Lo cierto es que el espejo de la historia no tiene vivas a las consciencias, sólo contiene el espejo del otro, lo pensado por el otro, lo aprendido desde los otros, los antagónicos subterfugios de esa palabra que trae la legitimidad de que nos proyecten como un objeto accesorio.
Hemos creído por más de tres siglos en el universo ficticio que crea para nosotras la “autoridad” de esa palabra, que insinúa las ideologías del omnipresente y unigénito pensamiento, adhiriéndonos a ella -sin rebeldía- al “ejercicio” de la igualdad, que no ha dejado de ser ni de continuar siendo brutalmente opresora, porque no nos permite subvertir los espacios imaginarios de los otros ni transgredir sus franquicias políticas ni re-simbolizar esa otra palabra que ha ido proliferando en los discursos: la palabra género, un poco más objetiva para demostrar, quizás, de dónde proviene la “debilidad” femenina.
Inevitablemente, la experiencia de “ser iguales” a partir de la diversidad con respecto a las diferencias de género, cada día dictamina una sentencia que no se puede ocultar: ser muertas a manos del otro, del que no acepta el desafío de su autoritarismo, y víctimas por ende del Estado, por omisión, que no revierte su irresponsabilidad de ser una suerte de “oyente”, no escucha, pasivo.
Nosotras, no importan las teorías feministas, continuaremos viviendo –según el estado de cosas presentes- en la extrañeza de creer esa artificial protección del patriarcado a nuestras vidas. El adoctrinamiento lingüístico y la autorrealización del otro, nos hacen “criaturas” desaventuradas, puesto que, es el creador-del-universo-femenino, no nosotras. Los otros crearon su lenguaje, lo escribieron para que ningún lenguaje híbrido conozca las estructuras ocultas del poder de su lenguaje. Se pasaron siglos escribiendo solos, y a solas. Crearon una escritura colectiva donde no aceptaban interferencias. Todo lo hicieron paternidad suya.

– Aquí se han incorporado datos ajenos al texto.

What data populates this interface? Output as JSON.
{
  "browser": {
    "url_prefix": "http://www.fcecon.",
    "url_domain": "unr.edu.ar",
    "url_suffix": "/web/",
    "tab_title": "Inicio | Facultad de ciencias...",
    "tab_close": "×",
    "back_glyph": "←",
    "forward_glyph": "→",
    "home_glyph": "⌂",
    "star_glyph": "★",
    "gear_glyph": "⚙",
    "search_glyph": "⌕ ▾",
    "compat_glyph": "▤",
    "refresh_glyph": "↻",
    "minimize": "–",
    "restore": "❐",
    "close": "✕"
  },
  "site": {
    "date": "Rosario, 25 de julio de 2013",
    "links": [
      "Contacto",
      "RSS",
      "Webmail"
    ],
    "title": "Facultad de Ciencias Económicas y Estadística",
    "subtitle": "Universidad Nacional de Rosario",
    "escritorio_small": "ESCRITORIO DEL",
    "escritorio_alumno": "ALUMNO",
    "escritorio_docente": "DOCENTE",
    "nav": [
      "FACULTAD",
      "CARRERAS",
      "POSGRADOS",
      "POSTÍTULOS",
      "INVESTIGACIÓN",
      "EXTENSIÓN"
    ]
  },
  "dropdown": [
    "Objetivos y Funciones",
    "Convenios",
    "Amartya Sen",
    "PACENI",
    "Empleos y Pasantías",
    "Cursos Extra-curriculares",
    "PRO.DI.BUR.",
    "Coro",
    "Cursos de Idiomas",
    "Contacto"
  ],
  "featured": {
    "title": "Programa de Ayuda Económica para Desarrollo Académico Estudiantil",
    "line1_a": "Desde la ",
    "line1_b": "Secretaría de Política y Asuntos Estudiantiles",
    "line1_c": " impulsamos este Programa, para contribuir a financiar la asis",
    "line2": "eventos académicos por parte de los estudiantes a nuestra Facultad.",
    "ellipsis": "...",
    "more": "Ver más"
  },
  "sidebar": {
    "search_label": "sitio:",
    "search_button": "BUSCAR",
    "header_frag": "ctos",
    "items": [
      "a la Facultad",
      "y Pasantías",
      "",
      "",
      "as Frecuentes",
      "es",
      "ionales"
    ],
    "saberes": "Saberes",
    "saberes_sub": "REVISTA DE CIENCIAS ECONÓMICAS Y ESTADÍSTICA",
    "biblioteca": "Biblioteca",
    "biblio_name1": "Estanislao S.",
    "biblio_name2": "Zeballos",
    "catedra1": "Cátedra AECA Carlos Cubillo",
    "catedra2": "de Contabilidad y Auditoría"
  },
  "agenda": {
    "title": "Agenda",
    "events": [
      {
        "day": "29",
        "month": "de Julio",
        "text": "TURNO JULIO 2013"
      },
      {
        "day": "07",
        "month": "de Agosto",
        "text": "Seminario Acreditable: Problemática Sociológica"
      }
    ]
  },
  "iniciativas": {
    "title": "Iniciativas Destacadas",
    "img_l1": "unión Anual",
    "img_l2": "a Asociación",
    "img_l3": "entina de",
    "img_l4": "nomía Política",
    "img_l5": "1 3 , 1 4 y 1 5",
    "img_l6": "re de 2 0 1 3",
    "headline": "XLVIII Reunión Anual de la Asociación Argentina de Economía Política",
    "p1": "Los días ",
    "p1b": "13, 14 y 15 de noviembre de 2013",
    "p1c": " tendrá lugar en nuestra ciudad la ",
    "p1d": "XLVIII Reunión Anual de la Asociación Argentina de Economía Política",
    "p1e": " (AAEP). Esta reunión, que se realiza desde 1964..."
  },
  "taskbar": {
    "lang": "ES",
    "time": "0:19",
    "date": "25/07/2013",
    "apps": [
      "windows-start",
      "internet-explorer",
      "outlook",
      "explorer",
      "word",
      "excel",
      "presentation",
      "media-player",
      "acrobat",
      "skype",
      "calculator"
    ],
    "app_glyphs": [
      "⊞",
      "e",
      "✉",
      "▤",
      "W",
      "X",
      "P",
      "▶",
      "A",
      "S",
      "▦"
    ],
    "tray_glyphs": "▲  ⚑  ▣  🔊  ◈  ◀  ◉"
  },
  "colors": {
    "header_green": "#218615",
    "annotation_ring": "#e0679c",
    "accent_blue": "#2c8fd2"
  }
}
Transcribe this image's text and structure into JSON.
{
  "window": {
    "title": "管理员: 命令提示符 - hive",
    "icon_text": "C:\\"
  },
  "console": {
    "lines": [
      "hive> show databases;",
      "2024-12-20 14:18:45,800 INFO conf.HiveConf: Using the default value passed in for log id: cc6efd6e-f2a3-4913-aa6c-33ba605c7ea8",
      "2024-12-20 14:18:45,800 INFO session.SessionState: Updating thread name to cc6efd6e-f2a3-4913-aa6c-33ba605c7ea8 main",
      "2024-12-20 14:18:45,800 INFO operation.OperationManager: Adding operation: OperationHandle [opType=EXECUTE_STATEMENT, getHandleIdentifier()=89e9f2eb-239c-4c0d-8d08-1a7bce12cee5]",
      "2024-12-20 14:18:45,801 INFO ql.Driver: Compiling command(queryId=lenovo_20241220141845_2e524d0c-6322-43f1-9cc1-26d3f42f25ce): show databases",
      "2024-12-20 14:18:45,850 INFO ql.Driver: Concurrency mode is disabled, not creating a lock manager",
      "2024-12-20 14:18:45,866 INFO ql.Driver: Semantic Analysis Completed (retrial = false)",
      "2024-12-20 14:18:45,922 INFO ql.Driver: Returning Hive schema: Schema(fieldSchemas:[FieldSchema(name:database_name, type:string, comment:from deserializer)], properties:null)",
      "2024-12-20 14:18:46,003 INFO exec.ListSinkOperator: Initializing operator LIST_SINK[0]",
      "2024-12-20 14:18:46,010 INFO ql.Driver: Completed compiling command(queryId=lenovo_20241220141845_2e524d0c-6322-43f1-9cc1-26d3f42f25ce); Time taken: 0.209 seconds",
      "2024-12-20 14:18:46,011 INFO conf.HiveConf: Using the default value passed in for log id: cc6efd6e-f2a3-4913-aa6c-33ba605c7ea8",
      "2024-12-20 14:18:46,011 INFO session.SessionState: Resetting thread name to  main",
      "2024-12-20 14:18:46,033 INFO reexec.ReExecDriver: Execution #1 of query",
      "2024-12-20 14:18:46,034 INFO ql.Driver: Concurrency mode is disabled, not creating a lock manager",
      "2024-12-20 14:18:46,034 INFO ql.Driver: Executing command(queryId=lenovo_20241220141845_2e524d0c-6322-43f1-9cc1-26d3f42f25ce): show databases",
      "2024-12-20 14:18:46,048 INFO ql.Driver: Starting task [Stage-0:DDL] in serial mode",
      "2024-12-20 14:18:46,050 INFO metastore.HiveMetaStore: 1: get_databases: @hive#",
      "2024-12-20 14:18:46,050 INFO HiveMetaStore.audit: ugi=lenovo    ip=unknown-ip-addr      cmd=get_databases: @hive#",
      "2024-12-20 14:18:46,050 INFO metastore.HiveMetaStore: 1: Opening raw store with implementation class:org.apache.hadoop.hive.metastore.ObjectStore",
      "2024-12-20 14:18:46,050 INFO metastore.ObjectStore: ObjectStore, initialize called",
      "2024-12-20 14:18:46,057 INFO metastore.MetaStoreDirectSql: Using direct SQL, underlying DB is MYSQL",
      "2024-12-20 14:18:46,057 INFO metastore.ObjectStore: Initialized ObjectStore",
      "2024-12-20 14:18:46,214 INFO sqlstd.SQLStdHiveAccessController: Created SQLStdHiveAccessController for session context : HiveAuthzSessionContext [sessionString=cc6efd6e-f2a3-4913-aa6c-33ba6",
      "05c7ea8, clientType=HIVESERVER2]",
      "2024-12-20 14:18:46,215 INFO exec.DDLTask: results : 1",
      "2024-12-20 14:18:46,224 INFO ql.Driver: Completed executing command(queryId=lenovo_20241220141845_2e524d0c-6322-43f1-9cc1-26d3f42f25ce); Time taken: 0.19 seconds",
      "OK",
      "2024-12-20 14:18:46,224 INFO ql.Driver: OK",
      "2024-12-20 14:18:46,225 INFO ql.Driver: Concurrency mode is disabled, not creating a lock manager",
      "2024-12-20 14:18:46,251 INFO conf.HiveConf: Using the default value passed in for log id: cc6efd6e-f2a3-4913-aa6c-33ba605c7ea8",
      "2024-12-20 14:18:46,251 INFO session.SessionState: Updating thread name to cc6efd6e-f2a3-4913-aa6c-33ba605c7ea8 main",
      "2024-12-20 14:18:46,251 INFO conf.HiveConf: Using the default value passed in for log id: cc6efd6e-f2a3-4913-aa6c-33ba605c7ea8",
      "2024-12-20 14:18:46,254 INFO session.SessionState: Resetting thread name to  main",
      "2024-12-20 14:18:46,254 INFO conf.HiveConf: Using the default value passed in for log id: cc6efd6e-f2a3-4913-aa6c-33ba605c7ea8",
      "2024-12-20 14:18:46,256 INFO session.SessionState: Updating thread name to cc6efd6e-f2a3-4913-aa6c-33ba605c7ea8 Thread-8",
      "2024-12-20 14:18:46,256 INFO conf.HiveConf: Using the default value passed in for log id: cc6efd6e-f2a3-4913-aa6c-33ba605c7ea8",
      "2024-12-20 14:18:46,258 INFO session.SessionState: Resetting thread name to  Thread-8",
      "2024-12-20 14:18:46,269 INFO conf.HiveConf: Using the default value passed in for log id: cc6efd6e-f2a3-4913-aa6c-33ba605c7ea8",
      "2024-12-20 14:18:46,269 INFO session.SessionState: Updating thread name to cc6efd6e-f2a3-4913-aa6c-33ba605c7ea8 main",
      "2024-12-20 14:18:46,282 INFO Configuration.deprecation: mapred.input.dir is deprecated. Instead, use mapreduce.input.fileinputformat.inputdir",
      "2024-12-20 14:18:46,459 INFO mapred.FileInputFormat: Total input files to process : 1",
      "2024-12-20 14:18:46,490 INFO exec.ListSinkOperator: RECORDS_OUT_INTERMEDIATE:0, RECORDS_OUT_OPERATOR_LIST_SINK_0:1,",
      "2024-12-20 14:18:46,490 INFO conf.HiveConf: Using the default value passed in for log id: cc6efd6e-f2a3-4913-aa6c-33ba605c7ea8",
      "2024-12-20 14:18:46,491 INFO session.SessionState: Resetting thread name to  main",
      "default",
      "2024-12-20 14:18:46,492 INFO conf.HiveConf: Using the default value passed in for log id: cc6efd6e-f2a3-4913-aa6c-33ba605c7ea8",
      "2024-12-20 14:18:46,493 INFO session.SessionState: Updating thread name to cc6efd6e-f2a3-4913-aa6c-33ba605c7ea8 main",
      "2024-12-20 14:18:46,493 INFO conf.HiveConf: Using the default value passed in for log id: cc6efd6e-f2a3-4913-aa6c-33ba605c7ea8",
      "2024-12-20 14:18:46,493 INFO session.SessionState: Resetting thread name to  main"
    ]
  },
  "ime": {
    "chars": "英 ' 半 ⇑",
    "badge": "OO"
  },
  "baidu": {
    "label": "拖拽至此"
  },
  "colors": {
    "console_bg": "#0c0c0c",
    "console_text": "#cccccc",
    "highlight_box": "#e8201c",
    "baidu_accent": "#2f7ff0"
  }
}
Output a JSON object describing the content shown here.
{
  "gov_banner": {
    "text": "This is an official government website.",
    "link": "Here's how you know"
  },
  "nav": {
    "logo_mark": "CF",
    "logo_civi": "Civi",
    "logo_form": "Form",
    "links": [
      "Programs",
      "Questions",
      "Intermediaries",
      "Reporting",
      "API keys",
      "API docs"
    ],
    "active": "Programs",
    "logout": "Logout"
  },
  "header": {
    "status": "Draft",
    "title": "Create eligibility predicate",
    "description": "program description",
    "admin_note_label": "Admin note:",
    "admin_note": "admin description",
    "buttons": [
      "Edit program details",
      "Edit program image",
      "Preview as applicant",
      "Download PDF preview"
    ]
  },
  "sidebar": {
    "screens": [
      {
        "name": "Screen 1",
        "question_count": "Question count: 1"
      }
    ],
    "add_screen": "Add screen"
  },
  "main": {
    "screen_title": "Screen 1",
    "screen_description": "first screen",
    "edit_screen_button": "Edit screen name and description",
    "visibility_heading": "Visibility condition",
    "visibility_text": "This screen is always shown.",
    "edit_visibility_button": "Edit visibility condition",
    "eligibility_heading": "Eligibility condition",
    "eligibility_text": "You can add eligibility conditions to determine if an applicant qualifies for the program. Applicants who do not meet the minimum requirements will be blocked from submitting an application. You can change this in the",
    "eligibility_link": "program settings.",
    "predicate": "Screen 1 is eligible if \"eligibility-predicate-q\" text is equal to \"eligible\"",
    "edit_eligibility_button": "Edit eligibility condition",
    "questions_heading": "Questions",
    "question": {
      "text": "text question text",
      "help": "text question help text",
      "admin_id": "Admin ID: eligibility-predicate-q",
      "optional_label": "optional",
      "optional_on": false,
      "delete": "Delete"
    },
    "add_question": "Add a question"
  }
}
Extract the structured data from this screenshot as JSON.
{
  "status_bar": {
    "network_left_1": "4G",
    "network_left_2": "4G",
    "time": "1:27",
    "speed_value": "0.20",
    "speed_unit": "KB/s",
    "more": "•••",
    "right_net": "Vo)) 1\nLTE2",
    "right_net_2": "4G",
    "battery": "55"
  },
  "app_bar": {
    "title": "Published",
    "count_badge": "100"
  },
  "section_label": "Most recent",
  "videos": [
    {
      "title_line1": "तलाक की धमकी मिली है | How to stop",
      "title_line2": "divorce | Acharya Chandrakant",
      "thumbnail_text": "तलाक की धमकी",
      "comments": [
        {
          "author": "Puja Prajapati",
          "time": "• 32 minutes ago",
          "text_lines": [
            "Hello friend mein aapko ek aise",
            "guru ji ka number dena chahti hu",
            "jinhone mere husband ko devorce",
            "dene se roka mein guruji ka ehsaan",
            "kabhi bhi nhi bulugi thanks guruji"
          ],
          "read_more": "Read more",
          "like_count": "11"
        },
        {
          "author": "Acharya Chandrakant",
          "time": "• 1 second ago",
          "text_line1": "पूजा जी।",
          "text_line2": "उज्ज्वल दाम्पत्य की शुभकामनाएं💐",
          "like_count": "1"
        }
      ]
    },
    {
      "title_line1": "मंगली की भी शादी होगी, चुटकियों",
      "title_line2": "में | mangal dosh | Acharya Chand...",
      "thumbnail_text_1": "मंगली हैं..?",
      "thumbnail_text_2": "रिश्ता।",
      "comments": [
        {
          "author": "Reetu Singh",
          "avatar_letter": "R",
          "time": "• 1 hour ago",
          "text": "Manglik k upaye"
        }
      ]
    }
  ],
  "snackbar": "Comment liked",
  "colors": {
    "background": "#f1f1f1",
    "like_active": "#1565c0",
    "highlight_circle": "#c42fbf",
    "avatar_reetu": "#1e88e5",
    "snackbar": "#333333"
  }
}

Cuando nosotras procuramos insertarnos en el diálogo, el viaje a hacer era un poco largo, y tardío. Acceder a la escritura era un privilegio, afiliarnos a ser precursoras un desafío. Y así ha continuado aconteciendo. Tantos siglos de existencia no han sido suficientes para romper con nuestra condición humana de marginadas, para que en el espejo de azogue descubramos ese-otro-yo de la “différance” , que se refugia en la invariable indefensión, en el asecho constante de los ojos que nos han usurpado la identidad, sin dejarnos ser un signo.
A veces, pienso, que nuestra situación actual en esta media Isla, es de un círculo cerrado donde nosotras tangencialmente no tenemos vida, sólo somos “una” culturalmente preexistente de un “objeto”, de una “cosa”. Si nos matan diariamente como una “cosa”, sin ningún tipo de asombro; si nos violentan diariamente como una “cosa” ¿qué significado se le puede asignar a un signo que no es?
Aparentemente, solo podemos ser un sujeto enunciador, una representación sin posibles realidades en el imaginario simbólico, que no sea lo biológicamente femenino, puesto que seguimos siendo víctimas de las exclusiones.
La oposición binaria dicta las condiciones para competir. Presumimos de “logros”, de impulsar cambios, de hacer campañas liberadoras, de activismo político contestatario, pero no nos alejamos del discurso patriarcal dominante. No nos alzamos en un ejército para protegernos y hacer lo necesario para no continuar siendo marginadas. Por el contrario, se acepta lo inaceptable: que el poder nos desplace, en lugar de nosotras desplazarlos del poder.
Cada día que pasa estoy más desilusionada, porque no basta creer en la pluralidad de opiniones, en enfrentar lo que “es”, en construir fortines para resistir. Seguimos siendo en esta sociedad un objeto deseado y sexuado. No tenemos devenir, porque por cada muerte, a causa de la barbarie irreflexiva de la caverna, nos desdibujan desde la “igualdad” y el mito fundacional de Eva. No sé ya, que más hacer para que aprendamos Cómo hacer estallar el silencio.